I last bought these beans in April, and my notes from then suggest that I was getting inconsistent results with the V60. Today, I pre-ground 22g to take to work, with the intention of using my V60 there, but then I realized I had ground the beans coarser than I wanted (setting 25 vs 20). So, I decided to dust off the cheap plastic French press at the office. I’m not sure the bloom step was really necessary, as there was no visible bubbling or out-gassing from the grounds. The end result was a cup that was pretty good, with decent flavor and a hint of acidity, but a lot of sludge in the bottom of the mug. I’ve previously used grind setting 30 for all of my French press brews, so it may be that 25 is a little too fine. All the same, I suspect this was a better cup than I would have gotten with the same grind setting with the V60.

8/1: This morning, I brewed a cup with the ceramic size 1 V60 at grind setting 19. It drained through ridiculously fast, and the resulting cup had no body whatsoever. This afternoon, I tried setting 15, and it was much better, although it still drained relatively quickly — it was finished by 2:30. Interestingly, in my notes from April, I see that I tried setting 15 once, and it turned out bitter. This afternoon’s cup had no hint of bitterness at all. The main difference was that in April, I used a plastic size 2 V60. While my sample size is admittedly small, I’ve noticed that with everything else equal, the size 1 ceramic consistently drains faster than the size 2 plastic. Could be that these beans just need a fine grind and a fast drain-down. Of course, my next cup could prove me wrong and turn out unbearably bitter. It’s all part of the fun.

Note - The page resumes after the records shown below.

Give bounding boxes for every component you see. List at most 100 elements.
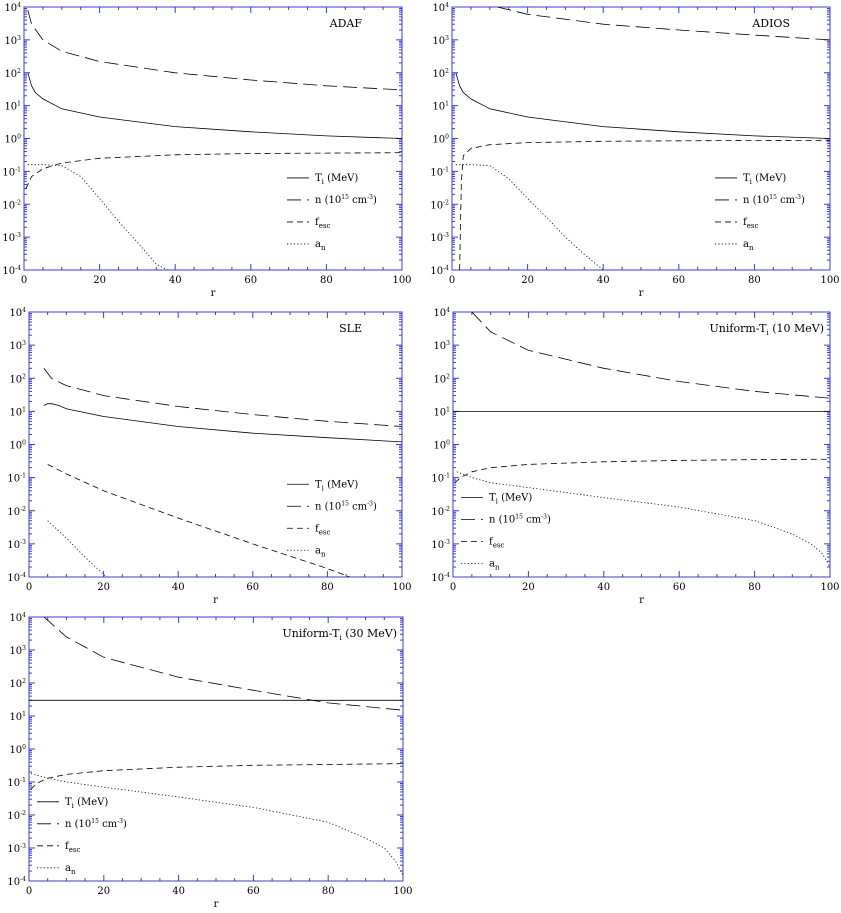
legend-entry: an xyxy=(65,863,76,876)
x-tick-label: 100 xyxy=(392,275,411,286)
y-tick-label: 100 xyxy=(433,440,450,452)
y-tick-label: 102 xyxy=(4,68,21,80)
x-tick-label: 20 xyxy=(97,886,110,897)
chart-panel-3: 10-4 10-3 10-2 10-1 100 101 102 103 104 0 20 40 60 80… xyxy=(7,307,411,606)
y-tick-label: 10-2 xyxy=(7,810,26,822)
chart-title: SLE xyxy=(339,322,362,335)
y-tick-label: 102 xyxy=(9,678,26,690)
y-tick-label: 10-1 xyxy=(430,166,449,178)
x-tick-label: 60 xyxy=(673,582,686,593)
x-tick-label: 40 xyxy=(169,275,182,286)
legend-entry: fesc xyxy=(489,537,504,550)
legend-entry: an xyxy=(315,239,326,252)
legend-entry: Ti (MeV) xyxy=(489,493,532,506)
series-line-an xyxy=(47,520,108,577)
y-tick-label: 10-2 xyxy=(431,506,450,518)
y-tick-label: 101 xyxy=(9,711,26,723)
y-tick-label: 10-3 xyxy=(2,232,21,244)
x-tick-label: 60 xyxy=(247,886,260,897)
legend-entry: Ti (MeV) xyxy=(65,797,108,810)
legend-entry: Ti (MeV) xyxy=(315,173,358,186)
series-line-n-10-15-cm-3- xyxy=(471,312,830,399)
legend-entry: n (1015 cm-3) xyxy=(65,818,127,830)
chart-panel-1: 10-4 10-3 10-2 10-1 100 101 102 103 104 0 20 40 60 80… xyxy=(2,2,411,299)
legend-entry: fesc xyxy=(315,217,330,230)
series-line-fesc xyxy=(25,152,402,189)
y-tick-label: 10-2 xyxy=(430,199,449,211)
y-tick-label: 10-2 xyxy=(2,199,21,211)
series-line-n-10-15-cm-3- xyxy=(43,368,402,427)
chart-panel-4: 10-4 10-3 10-2 10-1 100 101 102 103 104 0 20 40 60 80… xyxy=(431,307,839,606)
x-axis-label: r xyxy=(211,288,216,299)
y-tick-label: 104 xyxy=(4,2,21,14)
series-line-an xyxy=(455,164,604,270)
x-tick-label: 80 xyxy=(321,582,334,593)
legend-entry: n (1015 cm-3) xyxy=(315,194,377,206)
series-line-fesc xyxy=(454,458,830,484)
x-tick-label: 0 xyxy=(21,275,27,286)
chart-title: ADAF xyxy=(329,17,363,30)
y-tick-label: 103 xyxy=(9,340,26,352)
y-tick-label: 103 xyxy=(9,645,26,657)
y-tick-label: 102 xyxy=(432,68,449,80)
x-tick-label: 0 xyxy=(26,582,32,593)
y-tick-label: 10-4 xyxy=(431,572,450,584)
y-tick-label: 100 xyxy=(9,744,26,756)
x-tick-label: 40 xyxy=(172,886,185,897)
x-tick-label: 100 xyxy=(820,582,839,593)
y-tick-label: 104 xyxy=(432,2,449,14)
legend-entry: an xyxy=(315,545,326,558)
x-tick-label: 20 xyxy=(521,275,534,286)
plot-frame xyxy=(23,6,403,271)
y-tick-label: 10-2 xyxy=(7,506,26,518)
x-tick-label: 100 xyxy=(393,886,412,897)
x-tick-label: 60 xyxy=(246,582,259,593)
y-tick-label: 104 xyxy=(9,307,26,319)
x-tick-label: 100 xyxy=(820,275,839,286)
chart-panel-2: 10-4 10-3 10-2 10-1 100 101 102 103 104 0 20 40 60 80… xyxy=(430,2,839,299)
series-line-fesc xyxy=(30,763,403,790)
legend-entry: fesc xyxy=(315,523,330,536)
plot-frame xyxy=(28,616,404,882)
x-tick-label: 100 xyxy=(392,582,411,593)
series-line-n-10-15-cm-3- xyxy=(497,7,830,41)
y-tick-label: 100 xyxy=(432,134,449,146)
series-line-ti-mev- xyxy=(27,72,402,139)
y-tick-label: 101 xyxy=(4,101,21,113)
legend-entry: n (1015 cm-3) xyxy=(315,500,377,512)
x-tick-label: 80 xyxy=(748,275,761,286)
plot-frame xyxy=(451,6,831,271)
x-tick-label: 0 xyxy=(449,275,455,286)
x-tick-label: 40 xyxy=(172,582,185,593)
series-line-ti-mev- xyxy=(43,403,402,443)
y-tick-label: 10-1 xyxy=(431,473,450,485)
x-axis-label: r xyxy=(214,899,219,910)
legend-entry: fesc xyxy=(65,841,80,854)
series-line-an xyxy=(30,773,403,876)
y-tick-label: 101 xyxy=(9,406,26,418)
chart-panel-5: 10-4 10-3 10-2 10-1 100 101 102 103 104 0 20 40 60 80… xyxy=(7,612,412,910)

8/3: I’ve brewed several more V60 cups since 8/1, each with various tweaks to grind size and water temperature, none of them all that good. Giving up on V60 for now and sticking with immersion. Today, I decided to try James Hoffmann’s French press method, the basic steps of which I’ve listed above. The linked article has more detail. This definitely takes some time to brew, but it turned out really good, and as advertised, there was very little sludge in the cup. The opaque ceramic French press is not ideal for this method, as I couldn’t see exactly where the plunger was resting, and I also ended up with a little bit of liquid left over in the press after I thought I had poured all of it out. However, it worked well enough that I’m not going to run right out and buy a transparent French press. I think this will be a great alternative to the AeroPress on days when I have more time to brew coffee, and the French press also has a lot more brewing capacity than the AeroPress.

8/7: I have come to the conclusion that this is French press coffee, full stop. Everything I have brewed with either V60 or AeroPress has been mediocre (alternately bitter or vague/sour), and without exception, all of my French press cups have been excellent. The James Hoffmann method has been a winner with both the plastic and the ceramic French presses, and cups have been good at any ratio from 1:13.6 to 1:15 (20g to 22g grounds to 300g water).

8/8: I managed to brew a decent AeroPress cup this morning. Tried grind setting 30 with 85C water yesterday, and it tasted sour. Today, setting 25 with 90C water was better. It was not quite as good as it turns out in the French press, but a perfectly reasonable cup of coffee — not sour or bitter, and fairly balanced, if a tiny bit lacking in “personality”, for want of a better word.